Hippolytus of Rome rejected Thomasine writings, associating the community with the Proto-Gnostic movement of Naassenes, Around 4th century Cyril of Jerusalem rejected Thomasine writings and stated that they have been used by the Manicheans, which signifies that by the time a part of Thomasines had been absorbed by Gnostic groups and consequentially dissolved.

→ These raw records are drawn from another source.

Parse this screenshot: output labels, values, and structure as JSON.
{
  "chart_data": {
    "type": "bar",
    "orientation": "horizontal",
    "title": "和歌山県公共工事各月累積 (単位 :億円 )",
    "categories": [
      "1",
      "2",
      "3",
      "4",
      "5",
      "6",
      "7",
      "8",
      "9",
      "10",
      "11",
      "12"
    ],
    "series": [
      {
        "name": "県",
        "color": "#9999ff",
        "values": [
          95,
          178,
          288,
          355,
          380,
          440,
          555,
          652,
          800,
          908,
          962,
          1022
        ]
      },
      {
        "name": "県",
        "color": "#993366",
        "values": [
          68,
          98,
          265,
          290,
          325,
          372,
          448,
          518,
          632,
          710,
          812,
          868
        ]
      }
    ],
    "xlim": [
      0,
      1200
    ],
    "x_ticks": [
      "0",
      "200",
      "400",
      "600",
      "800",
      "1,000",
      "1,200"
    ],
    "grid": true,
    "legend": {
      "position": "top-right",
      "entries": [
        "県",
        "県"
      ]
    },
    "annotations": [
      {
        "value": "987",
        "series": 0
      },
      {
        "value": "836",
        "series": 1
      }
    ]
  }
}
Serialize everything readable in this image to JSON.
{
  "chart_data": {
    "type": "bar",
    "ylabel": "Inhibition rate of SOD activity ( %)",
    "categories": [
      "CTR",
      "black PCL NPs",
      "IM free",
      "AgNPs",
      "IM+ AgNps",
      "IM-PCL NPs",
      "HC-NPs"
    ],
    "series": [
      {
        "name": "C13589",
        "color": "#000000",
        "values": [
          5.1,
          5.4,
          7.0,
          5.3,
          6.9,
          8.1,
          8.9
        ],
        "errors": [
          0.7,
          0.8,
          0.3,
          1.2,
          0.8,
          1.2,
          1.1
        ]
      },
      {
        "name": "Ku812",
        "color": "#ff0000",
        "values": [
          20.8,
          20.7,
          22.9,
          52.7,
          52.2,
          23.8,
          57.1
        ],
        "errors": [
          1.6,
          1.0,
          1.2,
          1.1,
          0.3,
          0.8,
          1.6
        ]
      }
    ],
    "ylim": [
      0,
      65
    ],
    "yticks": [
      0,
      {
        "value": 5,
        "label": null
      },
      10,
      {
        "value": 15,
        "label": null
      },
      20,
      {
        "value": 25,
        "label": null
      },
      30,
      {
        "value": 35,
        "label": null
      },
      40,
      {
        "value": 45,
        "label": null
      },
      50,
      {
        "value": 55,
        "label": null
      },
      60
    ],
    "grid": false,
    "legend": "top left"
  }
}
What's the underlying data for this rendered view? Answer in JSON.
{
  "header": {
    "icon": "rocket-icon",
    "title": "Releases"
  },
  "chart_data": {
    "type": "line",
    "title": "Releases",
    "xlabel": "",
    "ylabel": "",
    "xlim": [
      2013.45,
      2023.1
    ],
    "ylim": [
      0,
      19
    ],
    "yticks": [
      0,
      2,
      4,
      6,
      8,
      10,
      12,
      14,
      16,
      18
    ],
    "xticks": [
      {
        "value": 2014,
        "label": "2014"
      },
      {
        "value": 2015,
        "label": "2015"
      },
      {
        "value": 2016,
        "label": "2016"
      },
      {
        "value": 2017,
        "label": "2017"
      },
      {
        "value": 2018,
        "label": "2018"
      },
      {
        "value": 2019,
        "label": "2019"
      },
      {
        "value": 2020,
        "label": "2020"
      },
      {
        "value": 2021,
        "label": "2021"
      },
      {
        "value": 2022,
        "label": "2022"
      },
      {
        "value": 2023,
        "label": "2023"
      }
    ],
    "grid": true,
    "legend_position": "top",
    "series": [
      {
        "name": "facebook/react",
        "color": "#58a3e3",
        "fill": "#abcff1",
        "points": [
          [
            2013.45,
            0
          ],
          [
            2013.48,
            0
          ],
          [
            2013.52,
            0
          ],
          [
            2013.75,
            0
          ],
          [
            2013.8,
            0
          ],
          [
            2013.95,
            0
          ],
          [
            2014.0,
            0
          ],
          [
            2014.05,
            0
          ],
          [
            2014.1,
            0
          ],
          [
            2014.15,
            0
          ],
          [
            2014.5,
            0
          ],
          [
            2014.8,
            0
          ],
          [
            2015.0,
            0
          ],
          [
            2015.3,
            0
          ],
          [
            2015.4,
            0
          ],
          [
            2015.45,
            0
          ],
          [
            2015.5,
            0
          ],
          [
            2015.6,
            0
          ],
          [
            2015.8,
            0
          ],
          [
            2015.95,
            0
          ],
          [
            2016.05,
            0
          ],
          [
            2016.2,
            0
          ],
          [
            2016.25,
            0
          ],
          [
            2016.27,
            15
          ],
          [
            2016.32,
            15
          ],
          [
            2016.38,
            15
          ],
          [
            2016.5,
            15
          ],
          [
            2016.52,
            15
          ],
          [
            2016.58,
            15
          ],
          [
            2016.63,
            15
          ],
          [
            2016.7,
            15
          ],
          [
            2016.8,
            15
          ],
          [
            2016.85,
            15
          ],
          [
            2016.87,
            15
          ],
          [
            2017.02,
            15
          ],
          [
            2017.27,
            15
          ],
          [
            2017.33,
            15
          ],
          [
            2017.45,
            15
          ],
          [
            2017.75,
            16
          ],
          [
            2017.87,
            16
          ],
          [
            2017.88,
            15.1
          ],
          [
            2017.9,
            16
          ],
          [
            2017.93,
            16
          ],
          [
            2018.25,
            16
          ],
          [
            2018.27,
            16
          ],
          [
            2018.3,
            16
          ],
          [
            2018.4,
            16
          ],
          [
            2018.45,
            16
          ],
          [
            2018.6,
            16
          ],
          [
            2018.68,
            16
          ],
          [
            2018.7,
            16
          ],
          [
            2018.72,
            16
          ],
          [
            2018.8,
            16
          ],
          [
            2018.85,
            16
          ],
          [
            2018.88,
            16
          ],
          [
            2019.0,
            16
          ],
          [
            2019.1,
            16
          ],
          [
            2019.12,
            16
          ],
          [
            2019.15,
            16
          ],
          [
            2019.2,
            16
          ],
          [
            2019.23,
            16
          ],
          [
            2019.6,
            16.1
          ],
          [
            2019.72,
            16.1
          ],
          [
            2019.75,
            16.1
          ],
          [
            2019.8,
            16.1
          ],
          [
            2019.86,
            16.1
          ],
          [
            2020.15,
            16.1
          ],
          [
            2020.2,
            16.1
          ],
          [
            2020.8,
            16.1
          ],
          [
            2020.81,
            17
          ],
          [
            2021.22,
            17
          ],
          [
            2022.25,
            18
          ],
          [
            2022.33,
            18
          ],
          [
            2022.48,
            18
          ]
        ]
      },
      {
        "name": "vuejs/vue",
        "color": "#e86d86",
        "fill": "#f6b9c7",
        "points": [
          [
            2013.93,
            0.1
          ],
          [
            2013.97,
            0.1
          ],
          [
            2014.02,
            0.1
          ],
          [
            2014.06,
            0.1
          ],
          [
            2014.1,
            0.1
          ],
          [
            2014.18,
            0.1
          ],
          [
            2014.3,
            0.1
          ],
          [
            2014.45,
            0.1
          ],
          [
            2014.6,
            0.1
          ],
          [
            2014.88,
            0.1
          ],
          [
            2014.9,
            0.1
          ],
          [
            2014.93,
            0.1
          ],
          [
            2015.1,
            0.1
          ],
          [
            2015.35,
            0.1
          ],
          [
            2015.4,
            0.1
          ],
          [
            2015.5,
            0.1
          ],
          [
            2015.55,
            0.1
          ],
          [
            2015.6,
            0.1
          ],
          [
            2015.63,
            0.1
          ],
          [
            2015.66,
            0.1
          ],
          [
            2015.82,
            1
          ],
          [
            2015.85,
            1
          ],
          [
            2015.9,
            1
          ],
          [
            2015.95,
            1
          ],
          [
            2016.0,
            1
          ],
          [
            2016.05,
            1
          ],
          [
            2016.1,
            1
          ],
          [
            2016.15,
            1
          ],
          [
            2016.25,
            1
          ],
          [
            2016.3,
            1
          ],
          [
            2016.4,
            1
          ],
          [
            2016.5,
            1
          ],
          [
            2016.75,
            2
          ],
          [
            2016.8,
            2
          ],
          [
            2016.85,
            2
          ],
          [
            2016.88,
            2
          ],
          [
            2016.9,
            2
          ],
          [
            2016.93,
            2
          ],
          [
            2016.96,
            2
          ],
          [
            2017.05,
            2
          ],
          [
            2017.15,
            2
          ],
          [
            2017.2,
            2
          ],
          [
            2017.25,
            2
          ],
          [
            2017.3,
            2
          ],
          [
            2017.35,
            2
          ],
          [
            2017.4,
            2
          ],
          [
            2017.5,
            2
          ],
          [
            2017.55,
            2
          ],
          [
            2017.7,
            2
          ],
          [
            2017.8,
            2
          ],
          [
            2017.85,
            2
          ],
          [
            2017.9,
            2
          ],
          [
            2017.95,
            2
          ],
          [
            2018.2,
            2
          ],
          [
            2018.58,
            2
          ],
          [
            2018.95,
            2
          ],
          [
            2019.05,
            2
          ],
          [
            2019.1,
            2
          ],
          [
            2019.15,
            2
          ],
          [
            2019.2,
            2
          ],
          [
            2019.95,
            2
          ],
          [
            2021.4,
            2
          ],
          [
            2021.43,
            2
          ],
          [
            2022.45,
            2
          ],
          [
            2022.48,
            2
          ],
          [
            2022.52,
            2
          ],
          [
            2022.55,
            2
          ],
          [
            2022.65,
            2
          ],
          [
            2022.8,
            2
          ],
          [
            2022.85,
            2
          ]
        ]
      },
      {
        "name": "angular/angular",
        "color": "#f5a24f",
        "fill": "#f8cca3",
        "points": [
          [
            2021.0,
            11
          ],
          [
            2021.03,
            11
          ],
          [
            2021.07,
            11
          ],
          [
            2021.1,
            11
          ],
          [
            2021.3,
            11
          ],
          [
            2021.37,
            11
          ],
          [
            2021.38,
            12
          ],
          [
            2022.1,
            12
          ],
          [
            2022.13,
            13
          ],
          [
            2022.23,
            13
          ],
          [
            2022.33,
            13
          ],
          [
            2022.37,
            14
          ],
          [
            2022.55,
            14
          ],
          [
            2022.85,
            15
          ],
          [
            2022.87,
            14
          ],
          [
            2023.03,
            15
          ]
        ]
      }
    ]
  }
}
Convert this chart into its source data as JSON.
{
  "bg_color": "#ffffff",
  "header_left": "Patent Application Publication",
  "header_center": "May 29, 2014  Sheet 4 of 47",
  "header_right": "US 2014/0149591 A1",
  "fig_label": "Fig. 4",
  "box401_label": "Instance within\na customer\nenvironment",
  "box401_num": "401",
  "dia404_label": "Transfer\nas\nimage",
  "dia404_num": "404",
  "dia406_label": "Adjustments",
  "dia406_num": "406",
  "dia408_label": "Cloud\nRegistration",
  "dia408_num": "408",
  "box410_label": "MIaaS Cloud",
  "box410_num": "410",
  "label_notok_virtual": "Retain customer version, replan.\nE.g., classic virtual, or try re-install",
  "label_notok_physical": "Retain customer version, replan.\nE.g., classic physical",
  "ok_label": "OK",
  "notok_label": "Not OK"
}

Thomasine community however can be regarded as a foundational community for the Syriac Christianity, as in they have laid the foundation of the Christianity in the region and while their successors have been absorbed into the Gnostic milieu, the foundational Thomasine community cannot be fully considered a Gnostic community and rather they were an early Christian community, although this is still debated. Saint Thomas Christians are speculated to be a descendant group of Thomasines that eventually accepted core proto-orthodox beliefs. A plausible theory is that the arrival of Syrian merchants in the late 4th century brought the Thomas tradition with them, with the preexisting Syrian tradition that Thomas ministered in India, coupled with the fact that the earliest archaeological evidence of Indian Christianity dated at 372 CE, it is feasible that Syria’s Thomasine immigrants brought the tradition with them early in antiquity; Correlations between the apocryphal Acts of Thomas and archaeological evidence have led some scholars to place Thomas in Northern India sometime in the middle of the 1st century, others argue for his arrival in South India in 52 CE, based upon oral tradition, songs, sacred places, and knowledge of Rome's trading relationship during the 1st century but regardless of how it arrived, Christianity itself had a foothold in the subcontinent well before the arrival of colonialism and evidence suggests that the Thomas mythos was there as well.